Right atrial and right ventricular transmural pressures in dogs and humans. Effects of the pericardium.
BACKGROUND To determine the transmural pressure-dimension relations of the right atrium (RA) and right ventricle (RV) before and after pericardiectomy, six open-chest dogs were instrumented with pericardial balloons placed over the RA and RV free walls.

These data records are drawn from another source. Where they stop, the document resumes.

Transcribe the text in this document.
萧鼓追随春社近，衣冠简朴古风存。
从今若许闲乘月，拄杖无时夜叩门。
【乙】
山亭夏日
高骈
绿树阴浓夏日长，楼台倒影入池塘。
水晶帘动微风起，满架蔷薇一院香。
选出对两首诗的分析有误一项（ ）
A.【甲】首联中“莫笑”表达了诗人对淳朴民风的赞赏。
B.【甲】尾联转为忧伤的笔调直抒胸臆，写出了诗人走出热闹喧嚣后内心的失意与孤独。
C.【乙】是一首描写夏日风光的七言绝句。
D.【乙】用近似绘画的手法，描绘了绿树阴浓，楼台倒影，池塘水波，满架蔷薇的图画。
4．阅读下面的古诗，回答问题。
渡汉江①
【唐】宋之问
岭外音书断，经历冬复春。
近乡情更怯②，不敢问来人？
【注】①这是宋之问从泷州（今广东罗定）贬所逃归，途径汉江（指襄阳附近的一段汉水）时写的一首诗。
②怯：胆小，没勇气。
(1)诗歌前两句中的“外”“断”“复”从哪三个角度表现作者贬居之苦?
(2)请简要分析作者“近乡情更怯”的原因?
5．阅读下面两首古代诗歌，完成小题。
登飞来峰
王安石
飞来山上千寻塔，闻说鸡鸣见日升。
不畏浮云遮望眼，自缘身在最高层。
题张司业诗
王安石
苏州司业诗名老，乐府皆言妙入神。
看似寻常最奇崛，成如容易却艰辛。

METHODS AND RESULTS PA appendage dimensions and RV free-wall segment lengths were measured using sonomicrometry. Intact-pericardium RA and RV transmural pressures were calculated by subtracting the pericardial pressures (measured using balloons) from the cavitary pressures. Pooled data from six animals with pericardium intact indicate that at RA and RV cavitary pressures of 5, 10, and 15 mm Hg, RV pericardial pressure was 4.3 +/- 0.3, 8.6 +/- 1.0, and 13.3 +/- 1.5 mm Hg, respectively, and RA pericardial pressure was 4.8 +/- 0.3, 9.6 +/- 0.6, and 14.6 +/- 0.6 mm Hg, respectively (mean +/- SD). With calculated unstressed dimensions, the cavity dimension data were normalized to strain (in percent). We determined that in the dog, RV strain would increase by 14% and RA by 68% to maintain cavitary pressure at 10 mm Hg on pericardiectomy. To compare these results with clinical data, RV (n = 7) and RA (n = 6) transmural pressures were measured using balloons in patients (age, 19 to 76 years) undergoing cardiac surgery. RA transmural pressure of six patients was 1.0 +/- 1.5 mm Hg when central venous pressures (CVPs) ranged from 3 to 16 mm Hg. RV transmural pressure equaled 1.2 +/- 1.9, 2.3 +/- 1.9, and 3.4 +/- 2.0 mm Hg when CVP was 5, 10, and 15 mm Hg, respectively.
CONCLUSIONS Pericardial constraint (as evaluated by the ratio of pericardial to intracavitary pressures when CVP is 10 mm Hg) accounted for 96% of RA cavitary pressure in the dog and 89% in humans and at least 86% of RV cavitary pressure in the dog and 77% in humans.